Amnesia: on two consecutive days, you wake up with amnesia in rooms painted different colors and need to choose a button. If you choose different buttons on different days, you get $100. Winning strategy is same as above.
Prediction: you wake up in a room painted either red or blue and are asked to choose a button. At the same time, a predictor predicts what you would do if the room color was different. If that would lead to you choosing a different button, you get $100. Winning strategy is same as above.
Your comment here makes it sound like the FDT paper said “the difference between UDT 1.1 and UDT 1.0 isn’t important, so we’ll just endorse UDT 1.0”, where what the paper actually says is:
I don’t know why it claims the difference only crops up in multi-agent dilemmas, if that’s wrong.
Yes, good catch.
It has on the page 2: “Ideas reminiscent of FDT have been explored by many, including Spohn (2012), Meacham (2010), Yudkowsky (2010), Dai (2009), Drescher (2006), and Gauthier (1994).”
My model is that ‘FDT’ is used in the paper instead of ‘UDT’ because:
The name ‘UDT’ seemed less likely to catch on.

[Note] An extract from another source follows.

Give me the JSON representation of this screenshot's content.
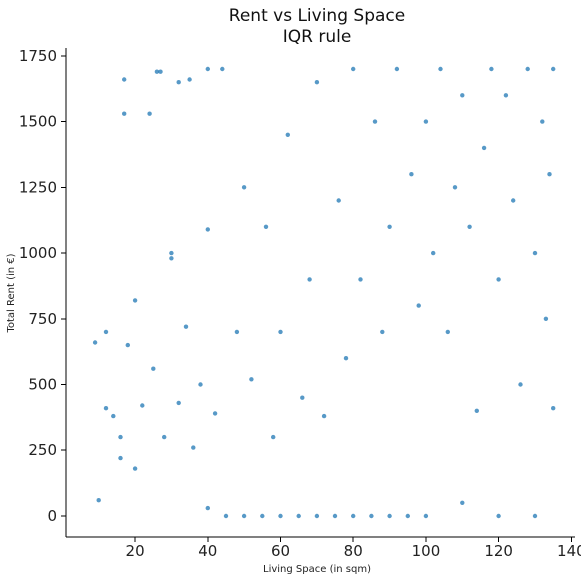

The term ‘UDT’ (and ‘modifier+UDT’) had come to refer to a bunch of very different things over the years. ‘UDT 1.1’ is a lot less ambiguous, since people are less likely to think that you’re talking about an umbrella category encompassing all the ‘modifier+UDT’ terms; but it’s a bit of a mouthful.
I’ve heard someone describe ‘UDT’ as “FDT + a theory of anthropics”—i.e., it builds in the core idea of what we’re calling “FDT” (“choose by imagining that your (fixed) decision function takes on different logical outputs”), plus a view to the effect that decisions+probutilities are what matter, and subjective expectations don’t make sense. Having a name for the FDT part of the view seems useful for evaluating the subclaims separately.
The FDT paper introduces the FDT/UDT concept in more CDT-ish terms (for ease of exposition), so I think some people have also started using ‘FDT’ to mean something like ‘variants of UDT that are more CDT-ish’, which is confusing given that FDT was originally meant to refer to the superset/family of UDT-ish views. Maybe that suggests that researchers feel more of a need for new narrow terms to fill gaps, since it’s less often necessary in the trenches to crisply refer to the superset.
I don’t suppose you could be clearer about how anthropics works on in FDT? Like are there any write-ups of how it solves any of the traditional anthropic paradoxes? Plus why don’t subjective expectations make any sense?
I read it several months ago and was wondering the same thing. Although it’s more than a branding change, FDT is much clearer put and much easier to understand.
Thanks heaps, that really makes it much less confusing!